August 12, 2015 5:11 pm
Some question use of £1.3bn from FT and Economist sales
T
he Château Latour vineyard went in 1989, the waxworks of Madame Tussauds were sold nine years later, followed by investments in Lazard and the TV production company that made Baywatch.
Now, Pearson has parted with two of its last trophy assets: the Financial Times and a 50 per cent stake in the publisher of the Economist, for a combined £1.3bn.
But if John Fallon, Pearson’s chief executive, thought that a narrower focus would automatically win over investors, he may be disappointed.
Shares in Pearson, the world’s largest education company, have fallen by one-fifth since the end of March. Even selling the FT Group and the Economist Group stake for more than most analysts’ valuations of the businesses failed to buck the trend.
“It is intriguing,” says David Reynolds, an analyst at Jefferies. “There is a perception that the impact of technology — and all things digital — is yet to run its course in educational publishing.”
Some investors are questioning Pearson’s ability to benefit from this after four years without organic revenue growth. While the company now has the cash for large acquisitions, doubts surround its ability to buy shrewdly.
“There’s the glare of investors on them,” says one top 10 shareholder. “We’ve sat down and spoken to them about returns [on acquisitions].”
Another major shareholder warns: “There’s a lot of spaghetti to be sorted out, particularly in the US . . . The last thing you want to do at the moment is throw another acquisition in.”
Mr Fallon says Pearson is “on the brink of another period of concerted underlying growth”. He is trying to reframe Pearson into a pure education company that can roll out software globally, and sell more expensive learning systems instead of textbooks.
“Old Pearson” — as one analyst fondly remembers the company between about 2005 and 2010 — was buoyed by government spending on education and economic growth, and contract wins in the US. It spent billions of pounds acquiring businesses in digital education and emerging markets.
Since then, however, the company has come up against three strong headwinds.
First is what the company describes as cyclical pressures, mainly in the US, where the group derived 60 per cent of its £4.9bn in revenues last year. These include an economic recovery that is too early-stage to drive college enrolments, and political opposition in some states to Common Core — a federal government-backed plan to implement common school standards across the country, for which Pearson is a key supplier.

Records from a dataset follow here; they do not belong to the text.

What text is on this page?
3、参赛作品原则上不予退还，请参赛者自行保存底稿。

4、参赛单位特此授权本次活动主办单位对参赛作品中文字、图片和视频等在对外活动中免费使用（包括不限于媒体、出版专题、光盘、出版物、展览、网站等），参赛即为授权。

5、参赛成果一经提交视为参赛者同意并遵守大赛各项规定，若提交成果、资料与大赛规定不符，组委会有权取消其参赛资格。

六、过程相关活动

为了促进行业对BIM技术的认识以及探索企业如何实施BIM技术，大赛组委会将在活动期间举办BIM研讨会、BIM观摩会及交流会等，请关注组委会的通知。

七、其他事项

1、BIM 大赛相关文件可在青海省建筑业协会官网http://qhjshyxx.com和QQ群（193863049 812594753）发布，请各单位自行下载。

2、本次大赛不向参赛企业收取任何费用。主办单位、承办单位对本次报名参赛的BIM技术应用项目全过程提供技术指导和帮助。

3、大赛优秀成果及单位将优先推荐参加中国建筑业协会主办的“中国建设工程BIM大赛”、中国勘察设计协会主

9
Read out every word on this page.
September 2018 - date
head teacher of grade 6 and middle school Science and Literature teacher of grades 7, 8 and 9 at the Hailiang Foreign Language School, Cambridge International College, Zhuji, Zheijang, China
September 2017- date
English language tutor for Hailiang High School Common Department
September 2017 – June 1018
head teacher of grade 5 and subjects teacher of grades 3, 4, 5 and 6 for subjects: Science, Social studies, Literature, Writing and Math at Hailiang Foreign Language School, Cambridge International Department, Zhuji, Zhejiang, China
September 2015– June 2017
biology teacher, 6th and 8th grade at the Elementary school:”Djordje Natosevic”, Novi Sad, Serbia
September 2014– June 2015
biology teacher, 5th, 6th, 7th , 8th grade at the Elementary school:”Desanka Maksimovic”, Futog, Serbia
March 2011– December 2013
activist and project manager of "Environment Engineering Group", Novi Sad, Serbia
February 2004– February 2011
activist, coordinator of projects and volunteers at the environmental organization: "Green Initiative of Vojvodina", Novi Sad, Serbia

Last month, Pearson said the pressures were “slightly worse overall than we expected at the start of the year”. Morgan Stanley analysts concluded that the “prospects of a cyclical upturn in 2016 look weaker” — noting that further US states could drop out of the Common Core programme.
Second is the shift from printed textbooks and materials to digital products and learning services. Pearson completed a two-year restructuring plan at the end of last year, which involved closing some book warehouses and reshaping sales teams. But this may not be enough, given that other media companies have struggled to make money from digital formats, says Simon Baker, an analyst at Société Générale.
Third is the legacy of rapid acquisitions, which has left Pearson with a variety of technologies and infrastructures. It has some 50 data centres in the US, and its learning software has often been built differently. Mr Fallon says this “spaghetti” will largely be untangled by the end of 2017, leading to lower technology costs and higher profit margins from the following year.
He argues that Pearson now has four areas of focus that will drive growth: virtual schools; online universities; private language schools, such as Wall Street English in China; and higher education coursework, including digital materials.
Investing in these products is Pearson’s priority. “They today make up half of our revenues; they will soon be 75 per cent,” Mr Fallon says.
Claudio Aspesi, an analyst at Bernstein, says Pearson is “finally addressing the integration of digital education businesses into a coherent set of products and services”.
Since 2010, Pearson has spent £2.8bn in cash on acquisitions. Two of the biggest — language school chain Grupo Multi and SEB, which sells learning systems — were in Brazil, a market championed by Mr Fallon that subsequently went into recession.
Mr Fallon has sought to assure investors that Pearson is “not in a rush” to make more purchases. Before 2010 “we were pushing the boundaries a little”, Mr Fallon admitted. Now he says: “We’re not looking at virgin territory. We’re looking at adding to growth platforms that we’ve already got.”
Some analysts have already poured cold water on one rumoured purchase: the education software company Blackboard — whose private equity owners are eyeing a multibillion dollar exit. It seems it will not be on Pearson’s list of targets if it does start spending its cash.
After selling the FT Group and the Economist Group stake, Pearson will have one remaining media asset — a 47 per cent stake in publisher Penguin Random House, over which it has a sell option from July 2016.
Pearson has suggested it may keep the stake until at least 2017, when synergies from the integration of PRH are expected to materialise. Nonetheless, the cash is expected at some point. “We all know what they’re going to do ultimately,” said one top 10 shareholder.
In the medium term Pearson may look to return cash via buybacks and special dividends, Mr Fallon said. That would break with the company’s long-held policy —— but may help demonstrate discipline to investors.